Design Netflix's home page video recommendation system. The system must personalize the video recommendations for each user, balancing relevance, diversity, and freshness. It should support real-time serving of personalized rankings and offline training of recommendation models.
This is an ML system design problem that combines recommendation algorithms, large-scale data processing, and low-latency serving infrastructure. You should be prepared to discuss both the ML components (candidate generation, ranking, feature engineering) and the system architecture (service decomposition, data pipelines, caching strategies).
Personalized recommendations -- generate a ranked list of videos tailored to each user's preferences and viewing history
Candidate generation -- retrieve a diverse set of candidate videos from the catalog (millions of titles) that are likely relevant to the user
Ranking model -- score and rank candidates based on predicted engagement (watch probability, completion rate)
Diversity and exploration -- balance showing popular content with niche or new releases to avoid filter bubbles
Real-time serving -- return personalized recommendations within tens of milliseconds when the user loads the home page
A/B testing -- support experimentation with different models and ranking strategies
Low latency -- end-to-end recommendation latency must be under 100ms to avoid degrading the user experience
High throughput -- handle millions of concurrent users requesting personalized recommendations
Scalability -- all components (candidate retrieval, model serving, feature store) should scale horizontally
High availability -- graceful degradation if recommendation service is slow or down (fallback to popular content)
Freshness -- incorporate recently released content and user interactions (recent watches, ratings) into recommendations
Based on real interview experiences, these are the areas interviewers probe most deeply:
Interviewers expect you to break down the recommendation system into multiple services and explain how they interact.

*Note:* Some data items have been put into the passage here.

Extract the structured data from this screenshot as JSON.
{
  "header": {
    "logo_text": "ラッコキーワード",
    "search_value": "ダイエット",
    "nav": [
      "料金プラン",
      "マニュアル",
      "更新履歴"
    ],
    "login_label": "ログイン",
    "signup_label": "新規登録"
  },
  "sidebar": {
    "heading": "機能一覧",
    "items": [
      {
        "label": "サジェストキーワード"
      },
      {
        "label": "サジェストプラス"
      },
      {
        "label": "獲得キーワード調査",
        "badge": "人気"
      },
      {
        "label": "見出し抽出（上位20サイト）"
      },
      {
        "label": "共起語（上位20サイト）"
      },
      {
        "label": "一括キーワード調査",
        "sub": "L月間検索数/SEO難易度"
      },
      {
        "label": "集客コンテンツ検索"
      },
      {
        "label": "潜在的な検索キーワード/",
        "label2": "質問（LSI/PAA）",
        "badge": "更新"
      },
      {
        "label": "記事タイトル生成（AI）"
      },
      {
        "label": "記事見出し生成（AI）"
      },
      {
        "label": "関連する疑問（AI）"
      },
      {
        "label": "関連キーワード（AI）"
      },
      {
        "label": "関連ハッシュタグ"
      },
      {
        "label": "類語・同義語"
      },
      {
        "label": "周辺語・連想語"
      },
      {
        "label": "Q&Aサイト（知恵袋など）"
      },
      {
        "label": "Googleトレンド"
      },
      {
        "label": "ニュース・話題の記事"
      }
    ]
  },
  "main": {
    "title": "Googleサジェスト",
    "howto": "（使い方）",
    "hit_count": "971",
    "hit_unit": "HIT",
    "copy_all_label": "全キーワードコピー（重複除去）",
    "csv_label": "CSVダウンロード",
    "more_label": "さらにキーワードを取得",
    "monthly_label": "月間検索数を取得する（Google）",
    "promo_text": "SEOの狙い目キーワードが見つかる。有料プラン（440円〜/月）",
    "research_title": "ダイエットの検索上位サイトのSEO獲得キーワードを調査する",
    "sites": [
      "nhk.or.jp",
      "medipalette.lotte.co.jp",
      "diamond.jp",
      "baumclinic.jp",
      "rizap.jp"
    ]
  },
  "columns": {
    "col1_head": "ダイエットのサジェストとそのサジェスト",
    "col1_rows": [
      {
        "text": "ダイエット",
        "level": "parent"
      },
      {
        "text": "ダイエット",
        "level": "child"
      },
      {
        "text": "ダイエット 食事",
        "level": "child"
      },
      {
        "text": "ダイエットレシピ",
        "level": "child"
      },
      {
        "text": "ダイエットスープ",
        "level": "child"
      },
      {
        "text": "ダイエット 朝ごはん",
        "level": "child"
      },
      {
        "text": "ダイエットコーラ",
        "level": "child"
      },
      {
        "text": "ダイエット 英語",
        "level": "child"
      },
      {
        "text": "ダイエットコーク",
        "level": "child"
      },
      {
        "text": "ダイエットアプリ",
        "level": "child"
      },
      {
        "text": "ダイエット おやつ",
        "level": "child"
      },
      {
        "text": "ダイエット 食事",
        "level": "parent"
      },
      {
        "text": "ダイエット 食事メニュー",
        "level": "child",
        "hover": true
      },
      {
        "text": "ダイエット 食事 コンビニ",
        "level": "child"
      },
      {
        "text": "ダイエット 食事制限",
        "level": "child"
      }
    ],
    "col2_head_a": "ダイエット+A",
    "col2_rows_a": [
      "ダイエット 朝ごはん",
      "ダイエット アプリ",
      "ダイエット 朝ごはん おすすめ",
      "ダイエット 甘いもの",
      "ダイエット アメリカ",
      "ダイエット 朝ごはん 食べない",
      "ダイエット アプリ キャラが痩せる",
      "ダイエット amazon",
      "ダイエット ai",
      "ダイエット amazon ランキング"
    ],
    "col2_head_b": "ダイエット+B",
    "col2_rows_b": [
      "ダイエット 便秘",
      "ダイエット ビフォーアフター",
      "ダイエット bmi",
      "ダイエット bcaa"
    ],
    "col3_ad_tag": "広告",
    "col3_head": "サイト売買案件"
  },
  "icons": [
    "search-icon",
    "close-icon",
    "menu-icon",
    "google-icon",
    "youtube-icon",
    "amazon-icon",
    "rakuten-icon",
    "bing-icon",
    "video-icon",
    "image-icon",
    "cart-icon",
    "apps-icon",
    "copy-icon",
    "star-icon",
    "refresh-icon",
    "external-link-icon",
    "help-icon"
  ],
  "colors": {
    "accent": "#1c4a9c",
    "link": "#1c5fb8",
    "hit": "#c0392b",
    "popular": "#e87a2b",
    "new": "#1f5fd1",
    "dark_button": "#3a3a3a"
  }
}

They care more about service-level design than the details of ML models.
Candidate Generation Service -- retrieves a diverse set of candidates (hundreds to thousands) using collaborative filtering, content-based methods, or retrieval models
Ranking Service -- applies a trained ML model to score and rank candidates based on predicted user engagement
Feature Service (Feature Store) -- provides real-time feature lookups (user history, video metadata, context features)
Content Service -- manages the video catalog and metadata (title, genre, cast, release date)

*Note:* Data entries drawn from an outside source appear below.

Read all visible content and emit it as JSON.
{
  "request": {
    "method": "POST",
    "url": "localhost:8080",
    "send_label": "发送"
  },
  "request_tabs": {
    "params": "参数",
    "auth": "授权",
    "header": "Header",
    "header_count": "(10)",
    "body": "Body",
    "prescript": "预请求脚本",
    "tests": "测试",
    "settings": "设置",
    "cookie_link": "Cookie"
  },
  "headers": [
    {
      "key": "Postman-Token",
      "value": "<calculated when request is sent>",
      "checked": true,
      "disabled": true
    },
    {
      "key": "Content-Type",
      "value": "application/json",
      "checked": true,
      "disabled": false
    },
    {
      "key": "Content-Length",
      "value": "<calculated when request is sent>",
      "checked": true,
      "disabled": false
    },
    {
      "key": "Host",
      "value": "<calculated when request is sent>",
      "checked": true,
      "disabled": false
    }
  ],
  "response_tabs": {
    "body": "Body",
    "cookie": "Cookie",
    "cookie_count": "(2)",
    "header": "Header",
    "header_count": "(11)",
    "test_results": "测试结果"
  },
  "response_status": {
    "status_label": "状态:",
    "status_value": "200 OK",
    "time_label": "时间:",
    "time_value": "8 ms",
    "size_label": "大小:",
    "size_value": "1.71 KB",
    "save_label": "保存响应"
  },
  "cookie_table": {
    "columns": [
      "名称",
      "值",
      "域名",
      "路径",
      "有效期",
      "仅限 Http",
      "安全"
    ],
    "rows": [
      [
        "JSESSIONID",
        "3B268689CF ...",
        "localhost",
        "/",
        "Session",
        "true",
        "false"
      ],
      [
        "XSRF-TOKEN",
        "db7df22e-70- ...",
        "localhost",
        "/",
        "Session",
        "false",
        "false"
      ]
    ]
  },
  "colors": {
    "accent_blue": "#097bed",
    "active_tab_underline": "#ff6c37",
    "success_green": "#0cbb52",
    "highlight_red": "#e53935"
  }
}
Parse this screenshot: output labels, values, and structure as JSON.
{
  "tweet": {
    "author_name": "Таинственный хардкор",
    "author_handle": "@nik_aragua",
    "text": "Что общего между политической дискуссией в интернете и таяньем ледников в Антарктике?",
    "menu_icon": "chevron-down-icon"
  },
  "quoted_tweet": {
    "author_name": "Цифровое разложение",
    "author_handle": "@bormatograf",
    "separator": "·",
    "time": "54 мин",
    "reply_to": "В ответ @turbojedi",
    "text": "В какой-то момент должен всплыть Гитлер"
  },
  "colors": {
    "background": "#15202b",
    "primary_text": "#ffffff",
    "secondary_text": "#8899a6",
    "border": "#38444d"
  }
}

API Gateway -- orchestrates calls to candidate generation, feature retrieval, and ranking, then returns the final ranked list
A/B Testing Framework -- assigns users to experiment groups and logs impressions and outcomes
Discuss how services communicate (REST, gRPC) and where caching is applied to reduce latency
Interviewers want to see how you narrow down millions of videos to a manageable candidate set for ranking.
Collaborative filtering: users who watched video A also watched videos B, C, D (item-to-item similarity)

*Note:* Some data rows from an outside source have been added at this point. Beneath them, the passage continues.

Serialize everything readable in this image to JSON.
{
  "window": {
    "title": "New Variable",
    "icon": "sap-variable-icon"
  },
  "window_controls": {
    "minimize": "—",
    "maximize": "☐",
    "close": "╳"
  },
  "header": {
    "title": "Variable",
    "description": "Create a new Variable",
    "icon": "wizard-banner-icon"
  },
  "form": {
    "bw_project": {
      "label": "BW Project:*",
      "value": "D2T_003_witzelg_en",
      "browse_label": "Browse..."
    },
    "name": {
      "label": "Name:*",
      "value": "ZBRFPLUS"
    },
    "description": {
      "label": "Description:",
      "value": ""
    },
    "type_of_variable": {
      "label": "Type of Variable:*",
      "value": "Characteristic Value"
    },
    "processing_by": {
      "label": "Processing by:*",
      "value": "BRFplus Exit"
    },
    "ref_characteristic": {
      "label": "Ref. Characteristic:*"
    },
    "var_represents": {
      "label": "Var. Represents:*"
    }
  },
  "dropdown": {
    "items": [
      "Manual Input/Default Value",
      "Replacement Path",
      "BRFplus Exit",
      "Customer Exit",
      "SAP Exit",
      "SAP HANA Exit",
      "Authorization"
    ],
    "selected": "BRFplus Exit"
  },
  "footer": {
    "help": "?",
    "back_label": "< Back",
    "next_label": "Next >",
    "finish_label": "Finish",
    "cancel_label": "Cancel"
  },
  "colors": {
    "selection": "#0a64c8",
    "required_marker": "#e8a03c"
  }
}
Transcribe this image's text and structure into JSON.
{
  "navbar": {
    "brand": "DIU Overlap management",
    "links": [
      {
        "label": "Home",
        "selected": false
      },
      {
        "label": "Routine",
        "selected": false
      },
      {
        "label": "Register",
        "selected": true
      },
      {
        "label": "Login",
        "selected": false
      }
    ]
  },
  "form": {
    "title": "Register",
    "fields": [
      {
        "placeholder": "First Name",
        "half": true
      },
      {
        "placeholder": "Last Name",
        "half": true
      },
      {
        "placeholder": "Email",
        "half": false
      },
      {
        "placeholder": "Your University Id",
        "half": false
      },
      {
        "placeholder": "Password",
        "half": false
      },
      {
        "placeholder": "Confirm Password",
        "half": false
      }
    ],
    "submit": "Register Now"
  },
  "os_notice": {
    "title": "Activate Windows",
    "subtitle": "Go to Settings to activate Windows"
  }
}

Content-based filtering: videos similar to those the user has watched (genre, cast, tags)
Two-tower models (user embedding and item embedding) for efficient retrieval
Approximate nearest neighbor search (FAISS, Annoy) for fast similarity lookups
Combine multiple candidate sources (collaborative, content-based, trending, new releases) and merge them
Interviewers probe on how you score and rank the candidate set to predict user engagement.
Gradient-boosted trees (XGBoost, LightGBM) or deep learning models (wide and deep, two-tower)
Features: user watch history, video metadata, time of day, device type, user demographics
Training objective: predict watch probability, completion rate, or rating
Offline evaluation metrics: precision at k, recall at k, NDCG
Online evaluation: A/B test metrics (click-through rate, watch time, retention)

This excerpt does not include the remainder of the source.